Interview: Mauricio de la Guardia
How much consolidation can be expected in the short-to-medium term, and what is the impetus for recent merger and acquisition activity?
MAURICIO DE LA GUARDIA: There are currently 32 players in the market, so competition is high. That said, three companies dominate the market and account for the vast majority of the industry’s profits. Most of the remaining companies are suffering from losses, leading to several consolidations in health and automobile insurance. In 2015, there will be one or two more mergers and we will certainly see further consolidation in 2016. This will lead to a more balanced market landscape over time, whereby smaller companies decide to merge and create medium-sized players, or larger companies buy assets from their smaller competitors.
In this context, the insurance sector will continue to grow faster than the country’s overall GDP growth. Whereas in 2014, the first quarter saw better performance than the second quarter, as elections took place during the latter, 2015 will be defined by significant growth during the second half of the year, fuelled by government projects that will need to be insured.
How important is it to adjust the price of premiums to achieve sustainable growth in the industry?
DE LA GUARDIA: Competition is always beneficial for the sector. However, many companies have entered the market with little financial backing, forcing new players to lower their prices to gain market share. This is especially true in the automobile insurance segment, which offers products that are high in demand and easier to sell. Moreover, some areas may face a surfeit of claims as the number of accidents increase. This is already happening in the automobile segment, which has experienced losses for four consecutive years. Some companies have even been forced to exit the price war as it was no longer sustainable for them to operate with such low premiums. Others no longer offer products in areas that are not very profitable, such as health. Even so, prices should not be regulated. It is a free market and it regulates itself. In fact, some players have increased their prices, and many of the benefits that were previously awarded for free now have a cost. The regulator should focus on ensuring that financial requirements such as mandatory liquid assets and solvency margins are met by all players.
What can be done to decrease fraud in the system?
DE LA GUARDIA: Generally speaking, the relationship between insurance companies and health care providers is excellent, and both parties are working together to decrease levels of fraud in the system. Technology is the key tool being used to combat fraud and reduce losses. Current technology enables health care providers to determine whether a patient does or does not have coverage, what type of coverage they have, and what kind of usage they have made of their plan. This is where the industry is heading, which will certainly minimise the impact of fraud in the sector and will further improve the relationship between health care providers, insurance companies and insured customers.
What role will private insurance companies play in the health sector once the Ministry of Health and the Social Security Administration are integrated?

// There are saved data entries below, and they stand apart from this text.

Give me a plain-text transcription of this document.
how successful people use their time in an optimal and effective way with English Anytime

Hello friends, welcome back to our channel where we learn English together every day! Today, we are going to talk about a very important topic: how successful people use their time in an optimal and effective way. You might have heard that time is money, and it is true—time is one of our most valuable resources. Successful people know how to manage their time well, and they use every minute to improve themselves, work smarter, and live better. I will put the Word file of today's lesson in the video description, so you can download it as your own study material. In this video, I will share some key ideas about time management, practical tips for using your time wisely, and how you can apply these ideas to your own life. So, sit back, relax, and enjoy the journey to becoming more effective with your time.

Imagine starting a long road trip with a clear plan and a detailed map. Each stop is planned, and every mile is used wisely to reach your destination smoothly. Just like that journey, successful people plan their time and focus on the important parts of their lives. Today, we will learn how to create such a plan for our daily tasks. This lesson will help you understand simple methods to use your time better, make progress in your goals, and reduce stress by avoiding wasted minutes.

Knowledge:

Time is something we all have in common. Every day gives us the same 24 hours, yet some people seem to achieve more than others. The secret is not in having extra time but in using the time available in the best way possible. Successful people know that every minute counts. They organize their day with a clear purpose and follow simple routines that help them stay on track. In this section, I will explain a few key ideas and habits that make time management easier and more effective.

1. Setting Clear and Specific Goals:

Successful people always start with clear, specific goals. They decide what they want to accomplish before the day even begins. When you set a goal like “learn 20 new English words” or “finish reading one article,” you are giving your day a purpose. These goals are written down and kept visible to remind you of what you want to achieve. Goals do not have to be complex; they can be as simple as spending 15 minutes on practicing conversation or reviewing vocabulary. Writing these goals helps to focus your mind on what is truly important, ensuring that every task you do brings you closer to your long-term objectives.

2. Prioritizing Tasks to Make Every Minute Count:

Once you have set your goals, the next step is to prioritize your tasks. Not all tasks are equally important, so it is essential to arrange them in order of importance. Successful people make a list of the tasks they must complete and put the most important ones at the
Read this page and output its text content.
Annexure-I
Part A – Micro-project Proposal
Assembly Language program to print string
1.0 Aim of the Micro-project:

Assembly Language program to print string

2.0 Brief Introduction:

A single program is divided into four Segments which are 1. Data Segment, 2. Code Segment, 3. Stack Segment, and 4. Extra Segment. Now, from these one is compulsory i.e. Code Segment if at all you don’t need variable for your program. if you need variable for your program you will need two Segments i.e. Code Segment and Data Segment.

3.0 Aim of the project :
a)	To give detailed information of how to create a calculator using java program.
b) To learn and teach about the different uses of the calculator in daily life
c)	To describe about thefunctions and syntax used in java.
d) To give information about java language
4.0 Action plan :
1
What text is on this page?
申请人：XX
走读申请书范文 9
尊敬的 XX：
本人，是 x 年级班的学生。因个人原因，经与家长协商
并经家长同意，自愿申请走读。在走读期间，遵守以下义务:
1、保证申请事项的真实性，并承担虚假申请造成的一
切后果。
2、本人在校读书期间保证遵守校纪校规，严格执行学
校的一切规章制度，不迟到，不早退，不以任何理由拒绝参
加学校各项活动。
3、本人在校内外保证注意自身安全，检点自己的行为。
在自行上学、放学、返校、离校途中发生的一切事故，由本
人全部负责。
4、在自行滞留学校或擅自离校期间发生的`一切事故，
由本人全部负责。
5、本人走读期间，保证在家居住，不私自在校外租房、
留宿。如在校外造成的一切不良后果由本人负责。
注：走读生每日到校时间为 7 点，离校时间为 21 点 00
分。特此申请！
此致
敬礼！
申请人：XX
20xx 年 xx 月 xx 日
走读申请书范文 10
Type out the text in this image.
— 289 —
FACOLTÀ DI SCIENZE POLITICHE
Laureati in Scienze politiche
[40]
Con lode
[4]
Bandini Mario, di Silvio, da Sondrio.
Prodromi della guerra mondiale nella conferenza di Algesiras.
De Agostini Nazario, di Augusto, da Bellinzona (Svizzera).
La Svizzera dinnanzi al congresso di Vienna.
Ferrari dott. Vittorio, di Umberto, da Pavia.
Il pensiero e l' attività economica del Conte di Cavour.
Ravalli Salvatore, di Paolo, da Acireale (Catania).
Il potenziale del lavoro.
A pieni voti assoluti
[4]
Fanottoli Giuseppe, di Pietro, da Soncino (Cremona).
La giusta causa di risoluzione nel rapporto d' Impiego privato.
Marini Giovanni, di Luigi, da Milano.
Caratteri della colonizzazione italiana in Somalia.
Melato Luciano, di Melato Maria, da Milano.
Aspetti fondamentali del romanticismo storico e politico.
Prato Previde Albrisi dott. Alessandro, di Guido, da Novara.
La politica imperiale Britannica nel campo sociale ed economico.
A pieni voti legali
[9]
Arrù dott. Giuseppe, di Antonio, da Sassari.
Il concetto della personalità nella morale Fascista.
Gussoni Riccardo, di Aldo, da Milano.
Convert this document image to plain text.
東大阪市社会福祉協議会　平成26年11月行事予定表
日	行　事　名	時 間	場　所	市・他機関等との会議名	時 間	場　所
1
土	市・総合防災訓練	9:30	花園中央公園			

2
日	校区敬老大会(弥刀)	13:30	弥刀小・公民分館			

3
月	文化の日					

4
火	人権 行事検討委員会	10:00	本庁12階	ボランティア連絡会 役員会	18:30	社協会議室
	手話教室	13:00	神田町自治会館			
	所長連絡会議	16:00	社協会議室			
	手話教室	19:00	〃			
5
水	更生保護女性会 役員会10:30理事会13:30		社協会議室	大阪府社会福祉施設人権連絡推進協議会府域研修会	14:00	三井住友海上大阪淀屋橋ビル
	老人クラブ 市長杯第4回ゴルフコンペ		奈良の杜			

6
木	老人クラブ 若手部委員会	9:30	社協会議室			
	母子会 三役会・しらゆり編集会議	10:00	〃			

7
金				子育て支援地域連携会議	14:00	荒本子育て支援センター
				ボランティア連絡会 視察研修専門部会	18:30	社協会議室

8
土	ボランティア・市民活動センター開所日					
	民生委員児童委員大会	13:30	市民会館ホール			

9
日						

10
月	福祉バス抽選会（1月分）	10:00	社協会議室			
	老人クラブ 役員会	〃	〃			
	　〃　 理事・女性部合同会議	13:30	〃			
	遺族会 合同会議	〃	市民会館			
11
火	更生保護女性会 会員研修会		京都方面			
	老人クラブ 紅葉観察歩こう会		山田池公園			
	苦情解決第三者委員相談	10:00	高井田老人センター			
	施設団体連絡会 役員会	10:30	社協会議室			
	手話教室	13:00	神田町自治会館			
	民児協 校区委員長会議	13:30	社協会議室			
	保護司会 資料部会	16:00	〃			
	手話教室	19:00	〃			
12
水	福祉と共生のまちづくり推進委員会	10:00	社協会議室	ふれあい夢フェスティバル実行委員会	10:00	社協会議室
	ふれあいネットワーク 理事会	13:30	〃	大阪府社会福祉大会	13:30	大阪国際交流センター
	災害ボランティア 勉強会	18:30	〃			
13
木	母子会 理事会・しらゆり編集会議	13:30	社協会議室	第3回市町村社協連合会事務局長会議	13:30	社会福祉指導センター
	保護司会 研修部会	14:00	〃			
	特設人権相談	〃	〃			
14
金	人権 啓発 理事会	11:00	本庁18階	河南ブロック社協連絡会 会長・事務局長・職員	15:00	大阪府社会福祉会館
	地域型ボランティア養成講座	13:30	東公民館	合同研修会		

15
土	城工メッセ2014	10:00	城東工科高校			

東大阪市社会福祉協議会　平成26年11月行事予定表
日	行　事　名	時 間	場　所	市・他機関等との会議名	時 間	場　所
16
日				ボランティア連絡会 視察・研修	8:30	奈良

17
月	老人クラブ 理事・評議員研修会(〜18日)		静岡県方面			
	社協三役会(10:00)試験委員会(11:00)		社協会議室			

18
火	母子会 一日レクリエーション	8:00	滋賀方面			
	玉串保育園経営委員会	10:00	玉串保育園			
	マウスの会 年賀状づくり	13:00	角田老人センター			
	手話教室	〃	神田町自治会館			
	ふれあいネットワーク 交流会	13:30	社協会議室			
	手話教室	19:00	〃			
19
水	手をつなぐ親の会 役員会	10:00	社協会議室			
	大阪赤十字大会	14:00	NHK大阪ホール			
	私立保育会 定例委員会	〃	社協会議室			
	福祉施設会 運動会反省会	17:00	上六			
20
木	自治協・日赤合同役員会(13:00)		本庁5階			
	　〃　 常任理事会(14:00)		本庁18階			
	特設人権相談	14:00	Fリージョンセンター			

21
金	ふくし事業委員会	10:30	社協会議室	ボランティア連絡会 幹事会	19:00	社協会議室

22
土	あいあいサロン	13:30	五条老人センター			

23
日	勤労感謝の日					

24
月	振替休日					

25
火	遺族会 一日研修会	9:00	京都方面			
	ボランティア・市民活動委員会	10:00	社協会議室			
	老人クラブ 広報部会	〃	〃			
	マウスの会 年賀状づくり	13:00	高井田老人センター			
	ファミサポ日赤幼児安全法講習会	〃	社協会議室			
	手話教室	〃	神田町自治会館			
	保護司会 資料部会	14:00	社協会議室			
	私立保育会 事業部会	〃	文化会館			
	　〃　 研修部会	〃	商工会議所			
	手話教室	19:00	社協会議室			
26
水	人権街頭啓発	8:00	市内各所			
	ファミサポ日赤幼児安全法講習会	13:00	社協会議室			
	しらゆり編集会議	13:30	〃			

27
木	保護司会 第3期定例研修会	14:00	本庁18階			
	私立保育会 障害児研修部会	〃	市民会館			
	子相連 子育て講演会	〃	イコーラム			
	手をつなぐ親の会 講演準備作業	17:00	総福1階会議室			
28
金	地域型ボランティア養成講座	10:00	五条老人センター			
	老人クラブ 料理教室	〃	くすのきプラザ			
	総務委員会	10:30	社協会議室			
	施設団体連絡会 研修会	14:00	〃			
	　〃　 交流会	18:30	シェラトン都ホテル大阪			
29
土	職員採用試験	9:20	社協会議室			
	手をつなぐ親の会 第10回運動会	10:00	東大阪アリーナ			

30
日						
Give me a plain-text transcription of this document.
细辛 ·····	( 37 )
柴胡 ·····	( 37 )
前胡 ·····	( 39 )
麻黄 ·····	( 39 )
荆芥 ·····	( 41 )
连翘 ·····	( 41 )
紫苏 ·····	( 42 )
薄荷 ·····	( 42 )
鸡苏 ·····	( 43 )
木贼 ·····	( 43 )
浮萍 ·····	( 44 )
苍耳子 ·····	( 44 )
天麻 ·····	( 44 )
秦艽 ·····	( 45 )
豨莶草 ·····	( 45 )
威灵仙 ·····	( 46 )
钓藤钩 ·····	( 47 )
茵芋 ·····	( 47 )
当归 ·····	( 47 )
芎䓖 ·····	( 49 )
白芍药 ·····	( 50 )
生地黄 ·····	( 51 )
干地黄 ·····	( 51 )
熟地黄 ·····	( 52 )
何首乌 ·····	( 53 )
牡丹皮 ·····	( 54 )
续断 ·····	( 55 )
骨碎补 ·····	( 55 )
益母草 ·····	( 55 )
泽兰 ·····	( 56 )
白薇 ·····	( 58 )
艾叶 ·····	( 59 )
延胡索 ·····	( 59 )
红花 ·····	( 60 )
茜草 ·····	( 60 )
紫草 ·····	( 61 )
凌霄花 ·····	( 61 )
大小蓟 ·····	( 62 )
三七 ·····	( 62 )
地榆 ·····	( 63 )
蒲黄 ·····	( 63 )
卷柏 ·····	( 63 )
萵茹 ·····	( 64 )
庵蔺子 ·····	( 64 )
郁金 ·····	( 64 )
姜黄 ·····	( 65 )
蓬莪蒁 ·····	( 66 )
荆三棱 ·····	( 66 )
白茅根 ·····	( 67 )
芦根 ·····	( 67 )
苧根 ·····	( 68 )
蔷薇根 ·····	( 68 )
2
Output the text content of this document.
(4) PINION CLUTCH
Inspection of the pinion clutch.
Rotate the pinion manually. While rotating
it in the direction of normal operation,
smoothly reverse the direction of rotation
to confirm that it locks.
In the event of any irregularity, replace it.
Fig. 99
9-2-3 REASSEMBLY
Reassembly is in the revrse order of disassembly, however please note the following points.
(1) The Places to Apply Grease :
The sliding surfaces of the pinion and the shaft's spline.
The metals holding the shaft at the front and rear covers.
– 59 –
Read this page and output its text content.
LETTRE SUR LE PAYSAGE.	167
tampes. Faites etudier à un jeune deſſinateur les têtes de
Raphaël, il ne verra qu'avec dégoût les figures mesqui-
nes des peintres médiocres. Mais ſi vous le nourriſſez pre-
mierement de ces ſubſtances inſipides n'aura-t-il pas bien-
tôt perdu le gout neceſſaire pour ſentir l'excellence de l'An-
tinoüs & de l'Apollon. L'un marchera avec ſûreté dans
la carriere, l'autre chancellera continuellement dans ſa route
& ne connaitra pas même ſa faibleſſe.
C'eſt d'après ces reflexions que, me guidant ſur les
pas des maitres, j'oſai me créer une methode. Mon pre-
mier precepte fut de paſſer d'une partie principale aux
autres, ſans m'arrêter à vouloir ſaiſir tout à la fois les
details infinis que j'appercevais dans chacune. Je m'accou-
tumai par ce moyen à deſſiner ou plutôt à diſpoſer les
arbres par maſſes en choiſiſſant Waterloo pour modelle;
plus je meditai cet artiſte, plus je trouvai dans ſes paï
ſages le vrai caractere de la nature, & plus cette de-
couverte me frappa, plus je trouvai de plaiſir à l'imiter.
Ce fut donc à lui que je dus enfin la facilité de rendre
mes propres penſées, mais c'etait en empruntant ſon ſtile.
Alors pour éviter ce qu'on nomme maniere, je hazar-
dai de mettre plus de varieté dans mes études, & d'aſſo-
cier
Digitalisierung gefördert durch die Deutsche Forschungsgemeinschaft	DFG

DE LA GUARDIA: The decline in service quality at public health institutions under previous administrations was partially responsible for the growth of the private health insurance sector. We must also take into account that, as the labour market becomes more competitive and unemployment decreases, employers have been encouraged to offer more benefits for employees, including private health care plans. Moreover, a growth in private insurance has been fuelled by an increase in the purchasing power of middle-class families.
Therefore, if this merger were to finally take place as expected, it will be critical to find a solution to the inefficiencies that have already cast a blight over both institutions. Otherwise, citizens will continue to choose private coverage over public health care provision.